I have many treasures. All of us do. These objects have their own story. I will write those stories as things go on.

I think I have lost more weight on this trip. Actually, I know I have. I didn’t really want to, as it is most likely muscle instead of fat. But I have no doubt I burned through a lot of protein. When I get home, I will most likely rest for a few days, then return to training. There is still much work to be done.

Crown is three-ish weeks away. I plan on getting John and Brian to help me transition. I would rather not put my buckler through the back of some poor dude’s bascinet if he didn’t sign up for it. If I do it to either of those two, well, them’s the breaks. (chuckle)
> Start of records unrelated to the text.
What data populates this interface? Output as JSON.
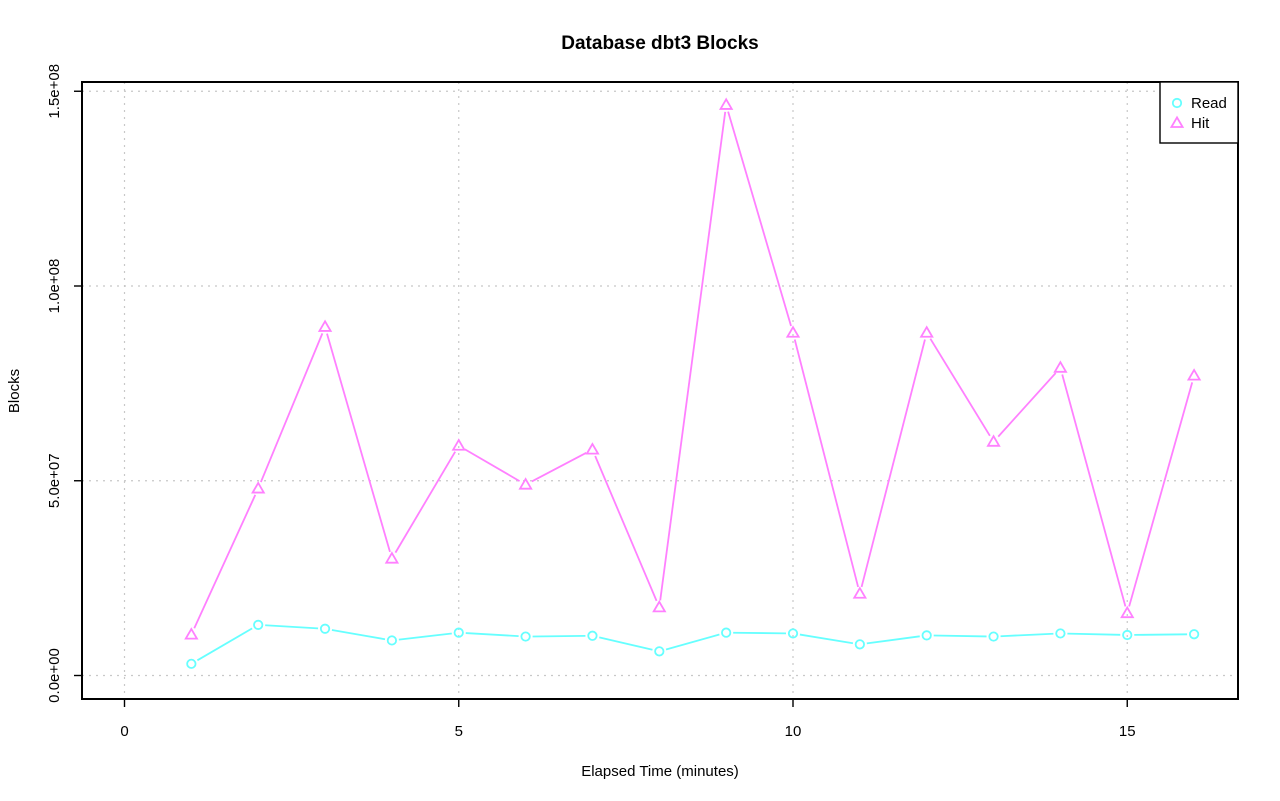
{
  "chart_data": {
    "type": "line",
    "title": "Database dbt3 Blocks",
    "xlabel": "Elapsed Time (minutes)",
    "ylabel": "Blocks",
    "xlim": [
      0,
      16
    ],
    "ylim": [
      0,
      150000000
    ],
    "x_ticks": [
      0,
      5,
      10,
      15
    ],
    "x_tick_labels": [
      "0",
      "5",
      "10",
      "15"
    ],
    "y_ticks": [
      0,
      50000000,
      100000000,
      150000000
    ],
    "y_tick_labels": [
      "0.0e+00",
      "5.0e+07",
      "1.0e+08",
      "1.5e+08"
    ],
    "grid": true,
    "legend_position": "top-right",
    "x": [
      1,
      2,
      3,
      4,
      5,
      6,
      7,
      8,
      9,
      10,
      11,
      12,
      13,
      14,
      15,
      16
    ],
    "series": [
      {
        "name": "Read",
        "color": "#66ffff",
        "marker": "circle",
        "values": [
          3000000,
          13000000,
          12000000,
          9000000,
          11000000,
          10000000,
          10200000,
          6200000,
          11000000,
          10800000,
          8000000,
          10300000,
          10000000,
          10800000,
          10400000,
          10600000
        ]
      },
      {
        "name": "Hit",
        "color": "#ff80ff",
        "marker": "triangle",
        "values": [
          10500000,
          48000000,
          89500000,
          30000000,
          59000000,
          49000000,
          58000000,
          17500000,
          146500000,
          88000000,
          21000000,
          88000000,
          60000000,
          79000000,
          16000000,
          77000000
        ]
      }
    ]
  }
}
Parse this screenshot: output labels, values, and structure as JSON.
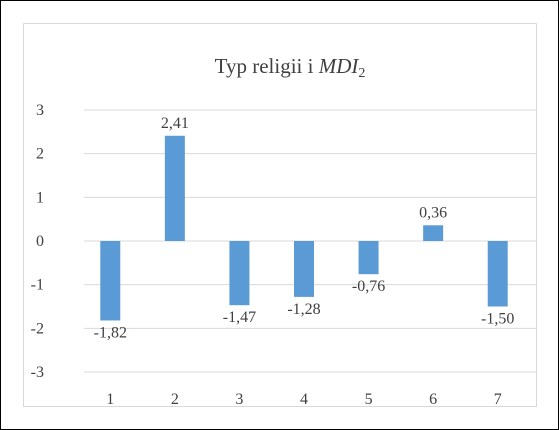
{
  "chart_data": {
    "type": "bar",
    "title_main": "Typ religii i ",
    "title_var": "MDI",
    "title_sub": "2",
    "categories": [
      "1",
      "2",
      "3",
      "4",
      "5",
      "6",
      "7"
    ],
    "values": [
      -1.82,
      2.41,
      -1.47,
      -1.28,
      -0.76,
      0.36,
      -1.5
    ],
    "data_labels": [
      "-1,82",
      "2,41",
      "-1,47",
      "-1,28",
      "-0,76",
      "0,36",
      "-1,50"
    ],
    "y_ticks": [
      "3",
      "2",
      "1",
      "0",
      "-1",
      "-2",
      "-3"
    ],
    "ylim": [
      -3,
      3
    ],
    "xlabel": "",
    "ylabel": "",
    "grid": true,
    "colors": {
      "bar": "#5b9bd5",
      "grid": "#d9d9d9",
      "text": "#404040"
    }
  }
}
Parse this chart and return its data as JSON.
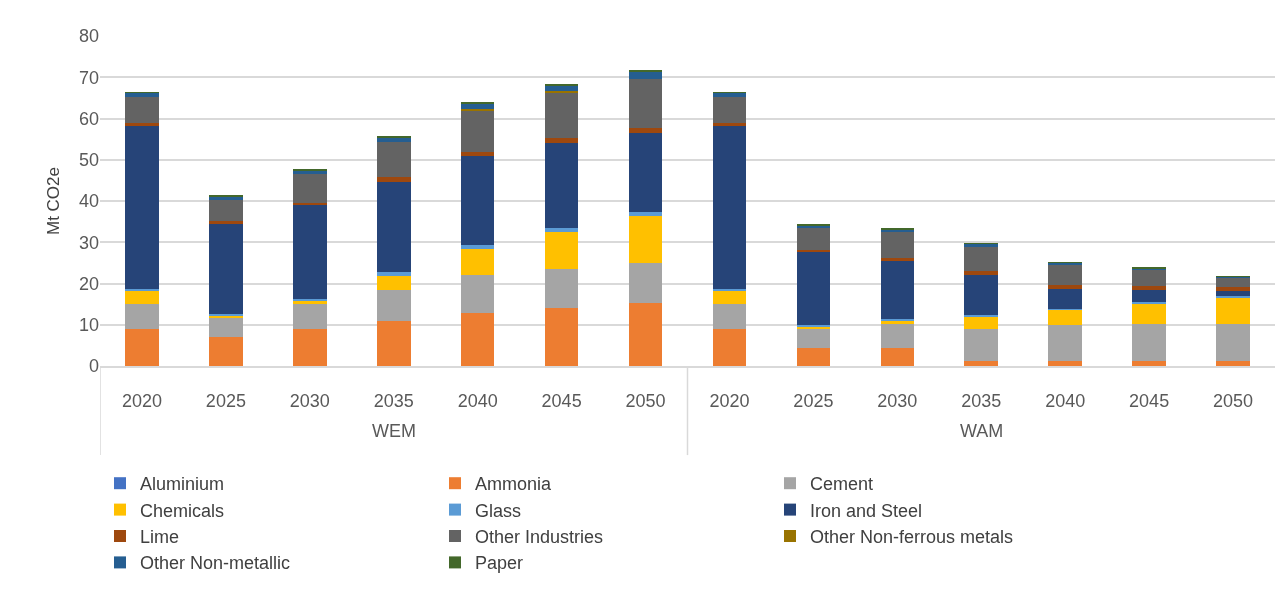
{
  "chart_data": {
    "type": "bar",
    "stacked": true,
    "ylabel": "Mt CO2e",
    "categories": [
      "2020",
      "2025",
      "2030",
      "2035",
      "2040",
      "2045",
      "2050",
      "2020",
      "2025",
      "2030",
      "2035",
      "2040",
      "2045",
      "2050"
    ],
    "annotations": [
      "WEM",
      "WAM"
    ],
    "ylim": [
      0,
      80
    ],
    "yticks": [
      0,
      10,
      20,
      30,
      40,
      50,
      60,
      70,
      80
    ],
    "grid": "y",
    "legend": "bottom",
    "series": [
      {
        "name": "Aluminium",
        "color": "#4472c4",
        "values": [
          0,
          0,
          0,
          0,
          0,
          0,
          0,
          0,
          0,
          0,
          0,
          0,
          0,
          0
        ]
      },
      {
        "name": "Ammonia",
        "color": "#ed7d31",
        "values": [
          9.0,
          7.0,
          9.0,
          10.9,
          12.8,
          14.1,
          15.2,
          9.0,
          4.4,
          4.4,
          1.1,
          1.1,
          1.1,
          1.1
        ]
      },
      {
        "name": "Cement",
        "color": "#a5a5a5",
        "values": [
          6.0,
          4.7,
          6.0,
          7.5,
          9.2,
          9.5,
          9.8,
          6.0,
          4.6,
          5.9,
          7.9,
          8.8,
          9.0,
          9.0
        ]
      },
      {
        "name": "Chemicals",
        "color": "#ffc000",
        "values": [
          3.2,
          0.6,
          0.8,
          3.5,
          6.4,
          8.9,
          11.3,
          3.2,
          0.5,
          0.8,
          3.0,
          3.8,
          5.1,
          6.5
        ]
      },
      {
        "name": "Glass",
        "color": "#5b9bd5",
        "values": [
          0.5,
          0.3,
          0.5,
          0.8,
          0.9,
          1.0,
          1.0,
          0.5,
          0.4,
          0.3,
          0.3,
          0.2,
          0.3,
          0.3
        ]
      },
      {
        "name": "Iron and Steel",
        "color": "#264478",
        "values": [
          39.5,
          21.9,
          22.7,
          22.0,
          21.6,
          20.6,
          19.2,
          39.5,
          17.8,
          14.1,
          9.8,
          4.8,
          3.0,
          1.3
        ]
      },
      {
        "name": "Lime",
        "color": "#9e480e",
        "values": [
          0.8,
          0.6,
          0.5,
          1.1,
          1.1,
          1.2,
          1.2,
          0.8,
          0.5,
          0.8,
          0.9,
          0.9,
          0.8,
          0.9
        ]
      },
      {
        "name": "Other Industries",
        "color": "#636363",
        "values": [
          6.1,
          5.2,
          7.0,
          8.6,
          10.0,
          11.0,
          11.9,
          6.1,
          5.3,
          6.2,
          5.9,
          5.0,
          4.1,
          2.4
        ]
      },
      {
        "name": "Other Non-ferrous metals",
        "color": "#997300",
        "values": [
          0,
          0,
          0,
          0,
          0.3,
          0.4,
          0,
          0,
          0,
          0,
          0,
          0,
          0,
          0
        ]
      },
      {
        "name": "Other Non-metallic",
        "color": "#255e91",
        "values": [
          1.1,
          0.8,
          0.9,
          1.1,
          1.4,
          1.3,
          1.9,
          1.1,
          0.6,
          0.6,
          0.7,
          0.4,
          0.3,
          0.1
        ]
      },
      {
        "name": "Paper",
        "color": "#43682b",
        "values": [
          0.2,
          0.2,
          0.3,
          0.3,
          0.3,
          0.3,
          0.3,
          0.2,
          0.3,
          0.3,
          0.2,
          0.2,
          0.2,
          0.2
        ]
      }
    ]
  }
}
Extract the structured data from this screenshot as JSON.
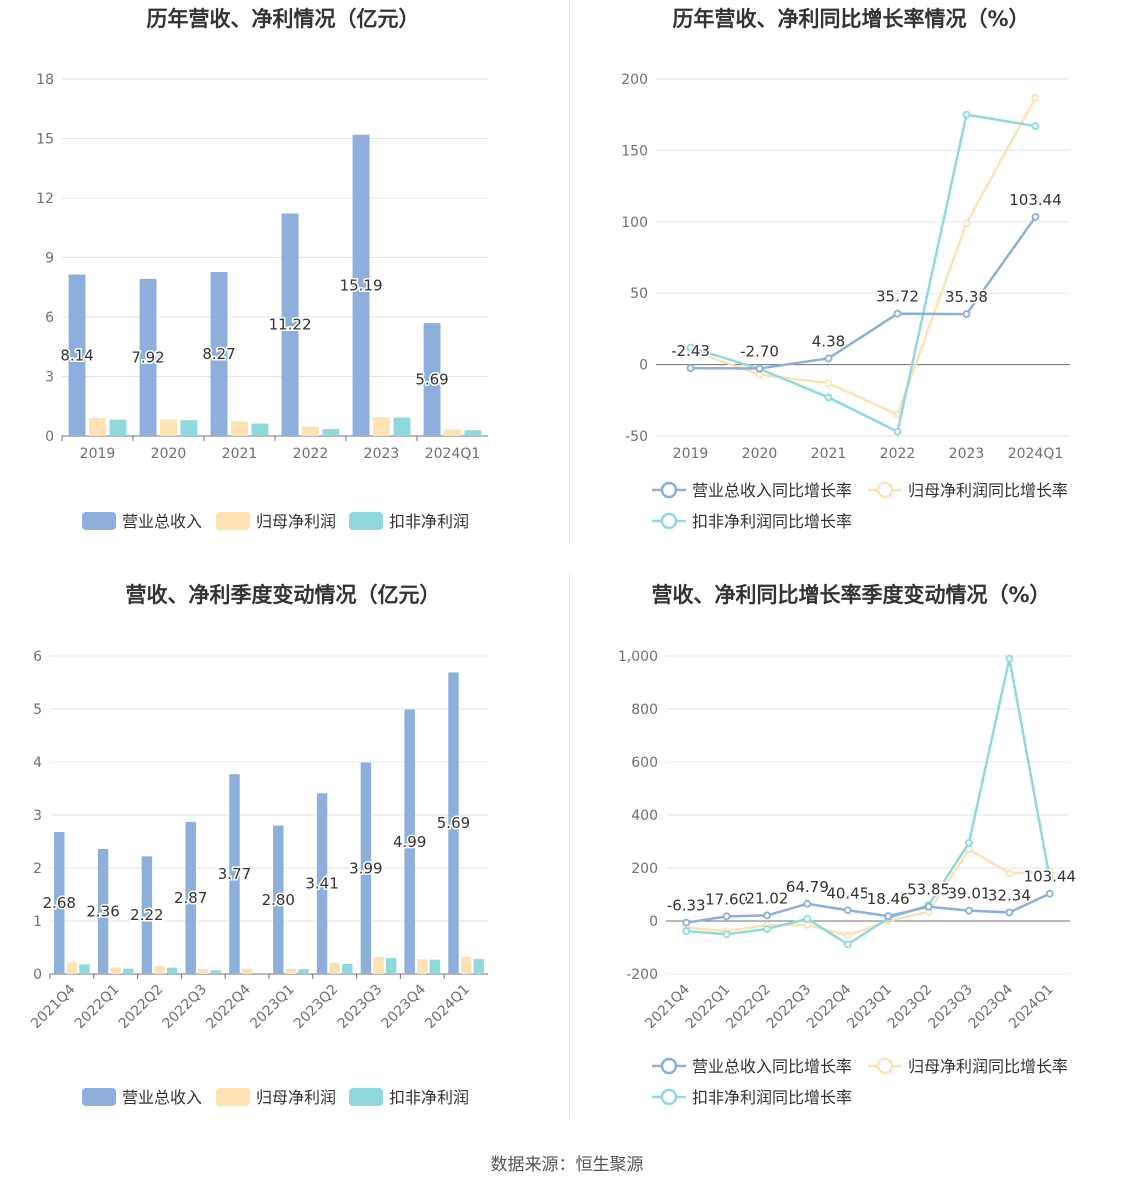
{
  "source": "数据来源：恒生聚源",
  "chart_data": [
    {
      "type": "bar",
      "title": "历年营收、净利情况（亿元）",
      "categories": [
        "2019",
        "2020",
        "2021",
        "2022",
        "2023",
        "2024Q1"
      ],
      "ylim": [
        0,
        18
      ],
      "yticks": [
        0,
        3,
        6,
        9,
        12,
        15,
        18
      ],
      "grid": true,
      "legend_position": "bottom",
      "series": [
        {
          "name": "营业总收入",
          "color": "#8eaedc",
          "values": [
            8.14,
            7.92,
            8.27,
            11.22,
            15.19,
            5.69
          ],
          "labels": [
            "8.14",
            "7.92",
            "8.27",
            "11.22",
            "15.19",
            "5.69"
          ]
        },
        {
          "name": "归母净利润",
          "color": "#fde2b4",
          "values": [
            0.9,
            0.84,
            0.74,
            0.48,
            0.95,
            0.33
          ]
        },
        {
          "name": "扣非净利润",
          "color": "#8fd9dc",
          "values": [
            0.83,
            0.8,
            0.63,
            0.35,
            0.93,
            0.29
          ]
        }
      ]
    },
    {
      "type": "line",
      "title": "历年营收、净利同比增长率情况（%）",
      "categories": [
        "2019",
        "2020",
        "2021",
        "2022",
        "2023",
        "2024Q1"
      ],
      "ylim": [
        -50,
        200
      ],
      "yticks": [
        -50,
        0,
        50,
        100,
        150,
        200
      ],
      "tick_format": "plain",
      "grid": true,
      "legend_position": "bottom",
      "series": [
        {
          "name": "营业总收入同比增长率",
          "color": "#8eaedc",
          "values": [
            -2.43,
            -2.7,
            4.38,
            35.72,
            35.38,
            103.44
          ],
          "labels": [
            "-2.43",
            "-2.70",
            "4.38",
            "35.72",
            "35.38",
            "103.44"
          ]
        },
        {
          "name": "归母净利润同比增长率",
          "color": "#fde2b4",
          "values": [
            10,
            -7,
            -13,
            -35,
            99,
            187
          ]
        },
        {
          "name": "扣非净利润同比增长率",
          "color": "#8fd9dc",
          "values": [
            12,
            -3,
            -23,
            -47,
            175,
            167
          ]
        }
      ]
    },
    {
      "type": "bar",
      "title": "营收、净利季度变动情况（亿元）",
      "categories": [
        "2021Q4",
        "2022Q1",
        "2022Q2",
        "2022Q3",
        "2022Q4",
        "2023Q1",
        "2023Q2",
        "2023Q3",
        "2023Q4",
        "2024Q1"
      ],
      "ylim": [
        0,
        6
      ],
      "yticks": [
        0,
        1,
        2,
        3,
        4,
        5,
        6
      ],
      "grid": true,
      "legend_position": "bottom",
      "series": [
        {
          "name": "营业总收入",
          "color": "#8eaedc",
          "values": [
            2.68,
            2.36,
            2.22,
            2.87,
            3.77,
            2.8,
            3.41,
            3.99,
            4.99,
            5.69
          ],
          "labels": [
            "2.68",
            "2.36",
            "2.22",
            "2.87",
            "3.77",
            "2.80",
            "3.41",
            "3.99",
            "4.99",
            "5.69"
          ]
        },
        {
          "name": "归母净利润",
          "color": "#fde2b4",
          "values": [
            0.22,
            0.12,
            0.15,
            0.09,
            0.1,
            0.1,
            0.21,
            0.32,
            0.28,
            0.33
          ]
        },
        {
          "name": "扣非净利润",
          "color": "#8fd9dc",
          "values": [
            0.18,
            0.1,
            0.12,
            0.07,
            0.02,
            0.09,
            0.19,
            0.3,
            0.27,
            0.28
          ]
        }
      ]
    },
    {
      "type": "line",
      "title": "营收、净利同比增长率季度变动情况（%）",
      "categories": [
        "2021Q4",
        "2022Q1",
        "2022Q2",
        "2022Q3",
        "2022Q4",
        "2023Q1",
        "2023Q2",
        "2023Q3",
        "2023Q4",
        "2024Q1"
      ],
      "ylim": [
        -200,
        1000
      ],
      "yticks": [
        -200,
        0,
        200,
        400,
        600,
        800,
        1000
      ],
      "tick_format": "thousands",
      "grid": true,
      "legend_position": "bottom",
      "series": [
        {
          "name": "营业总收入同比增长率",
          "color": "#8eaedc",
          "values": [
            -6.33,
            17.6,
            21.02,
            64.79,
            40.45,
            18.46,
            53.85,
            39.01,
            32.34,
            103.44
          ],
          "labels": [
            "-6.33",
            "17.60",
            "21.02",
            "64.79",
            "40.45",
            "18.46",
            "53.85",
            "39.01",
            "32.34",
            "103.44"
          ]
        },
        {
          "name": "归母净利润同比增长率",
          "color": "#fde2b4",
          "values": [
            -25,
            -38,
            -15,
            -15,
            -55,
            0,
            35,
            270,
            180,
            185
          ]
        },
        {
          "name": "扣非净利润同比增长率",
          "color": "#8fd9dc",
          "values": [
            -38,
            -50,
            -30,
            8,
            -88,
            10,
            60,
            295,
            990,
            160
          ]
        }
      ]
    }
  ]
}
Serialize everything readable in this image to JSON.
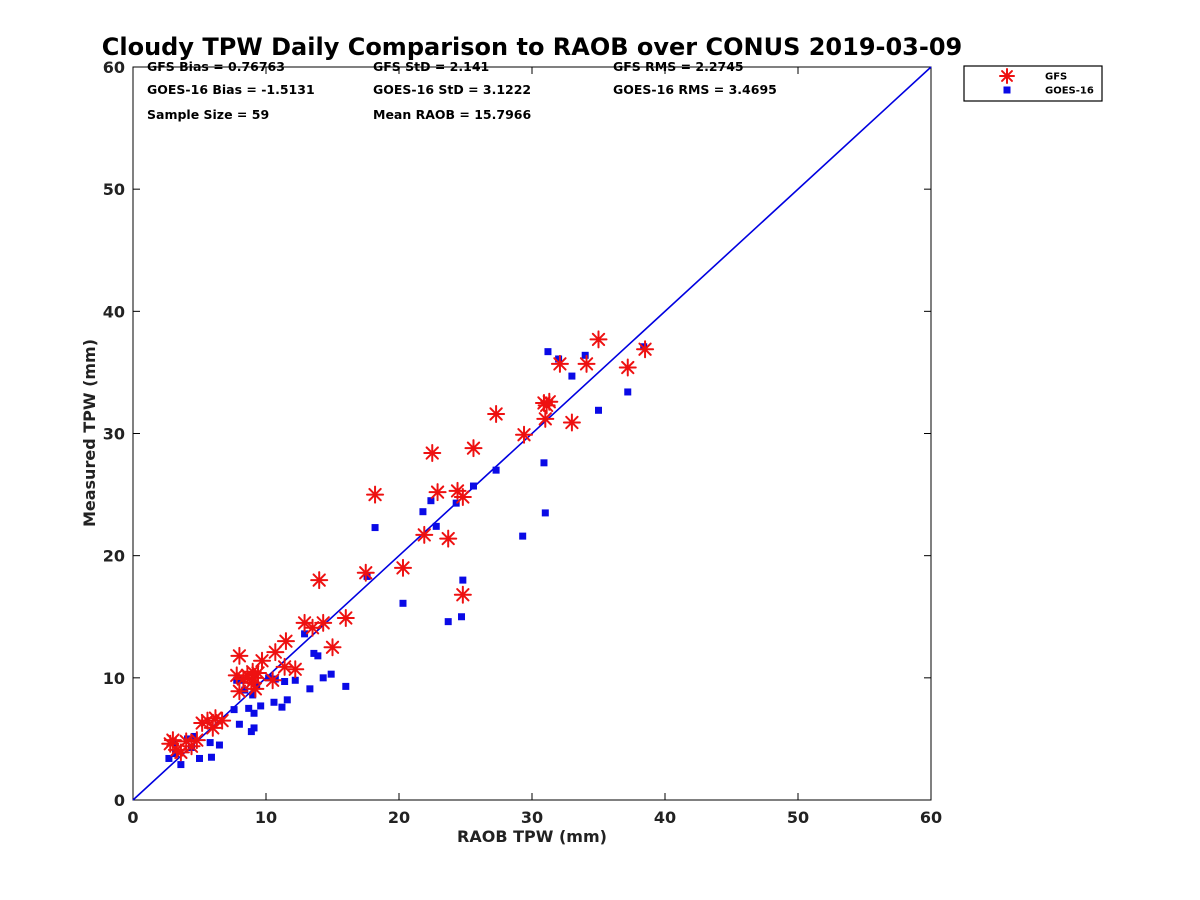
{
  "chart_data": {
    "type": "scatter",
    "title": "Cloudy TPW Daily Comparison to RAOB over CONUS 2019-03-09",
    "xlabel": "RAOB TPW (mm)",
    "ylabel": "Measured TPW (mm)",
    "xlim": [
      0,
      60
    ],
    "ylim": [
      0,
      60
    ],
    "xticks": [
      "0",
      "10",
      "20",
      "30",
      "40",
      "50",
      "60"
    ],
    "yticks": [
      "0",
      "10",
      "20",
      "30",
      "40",
      "50",
      "60"
    ],
    "grid": false,
    "legend_position": "outside-top-right",
    "reference_line": {
      "x": [
        0,
        60
      ],
      "y": [
        0,
        60
      ],
      "color": "#0000e0"
    },
    "stats": [
      "GFS Bias = 0.76763",
      "GFS StD = 2.141",
      "GFS RMS = 2.2745",
      "GOES-16 Bias = -1.5131",
      "GOES-16 StD = 3.1222",
      "GOES-16 RMS = 3.4695",
      "Sample Size = 59",
      "Mean RAOB = 15.7966"
    ],
    "series": [
      {
        "name": "GFS",
        "marker": "asterisk",
        "color": "#ee1111",
        "x": [
          2.8,
          3.0,
          3.3,
          3.6,
          4.0,
          4.4,
          4.8,
          5.2,
          5.6,
          6.0,
          6.2,
          6.7,
          7.8,
          8.0,
          8.0,
          8.3,
          8.6,
          8.9,
          9.0,
          9.1,
          9.2,
          9.4,
          9.7,
          10.5,
          10.7,
          11.4,
          11.5,
          12.2,
          12.9,
          13.5,
          14.0,
          14.3,
          15.0,
          16.0,
          17.5,
          18.2,
          20.3,
          21.9,
          22.5,
          22.9,
          23.7,
          24.4,
          24.8,
          24.8,
          25.6,
          27.3,
          29.4,
          30.9,
          31.0,
          31.1,
          31.3,
          32.1,
          33.0,
          34.1,
          35.0,
          37.2,
          38.5
        ],
        "y": [
          4.6,
          4.9,
          4.1,
          3.9,
          4.8,
          4.4,
          4.9,
          6.3,
          6.5,
          5.9,
          6.7,
          6.5,
          10.2,
          8.9,
          11.8,
          9.9,
          10.2,
          9.6,
          10.5,
          10.0,
          9.1,
          10.4,
          11.4,
          9.8,
          12.1,
          10.9,
          13.0,
          10.7,
          14.5,
          14.1,
          18.0,
          14.5,
          12.5,
          14.9,
          18.6,
          25.0,
          19.0,
          21.7,
          28.4,
          25.2,
          21.4,
          25.3,
          24.8,
          16.8,
          28.8,
          31.6,
          29.9,
          32.5,
          31.2,
          32.3,
          32.6,
          35.7,
          30.9,
          35.7,
          37.7,
          35.4,
          36.9
        ]
      },
      {
        "name": "GOES-16",
        "marker": "square",
        "color": "#0a0ae6",
        "x": [
          2.7,
          3.0,
          3.2,
          3.6,
          4.1,
          4.4,
          4.6,
          5.0,
          5.8,
          5.9,
          6.5,
          7.6,
          7.8,
          8.0,
          8.2,
          8.4,
          8.7,
          8.9,
          9.0,
          9.1,
          9.1,
          9.3,
          9.6,
          10.2,
          10.6,
          10.7,
          11.2,
          11.4,
          11.6,
          12.2,
          12.9,
          13.3,
          13.6,
          13.9,
          14.3,
          14.9,
          16.0,
          17.6,
          18.2,
          20.3,
          21.8,
          22.4,
          22.8,
          23.7,
          24.3,
          24.7,
          24.8,
          25.6,
          27.3,
          29.3,
          30.9,
          31.0,
          31.2,
          32.0,
          33.0,
          34.0,
          35.0,
          37.2,
          38.4
        ],
        "y": [
          3.4,
          4.7,
          3.8,
          2.9,
          5.0,
          4.3,
          5.2,
          3.4,
          4.7,
          3.5,
          4.5,
          7.4,
          9.8,
          6.2,
          9.8,
          9.0,
          7.5,
          5.6,
          8.6,
          5.9,
          7.1,
          9.4,
          7.7,
          10.0,
          8.0,
          9.9,
          7.6,
          9.7,
          8.2,
          9.8,
          13.6,
          9.1,
          12.0,
          11.8,
          10.0,
          10.3,
          9.3,
          18.3,
          22.3,
          16.1,
          23.6,
          24.5,
          22.4,
          14.6,
          24.3,
          15.0,
          18.0,
          25.7,
          27.0,
          21.6,
          27.6,
          23.5,
          36.7,
          36.1,
          34.7,
          36.4,
          31.9,
          33.4,
          37.1
        ]
      }
    ]
  }
}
Bottom line: I found out what I went to find out. And I have passed through the underworld to be reborn something else. I have done this physically, emotionally, and symbolically with my brothers in arms. We are all not the same men.

P.s. we are home safe.

Posted on May 5, 2012, in battle of the nations and tagged , . Bookmark the permalink. 1 Comment.

  1. I’ve said it before and I’ll say it again and again and, well, probably again; I’m proud and amazed by your transformation. And jealous. Let’s not forget jealous.
    When you get a chance, shoot me a message on FB. I want to pick your brain about armour and helm padding and such.
    For now, welcome home, relax, and readjust.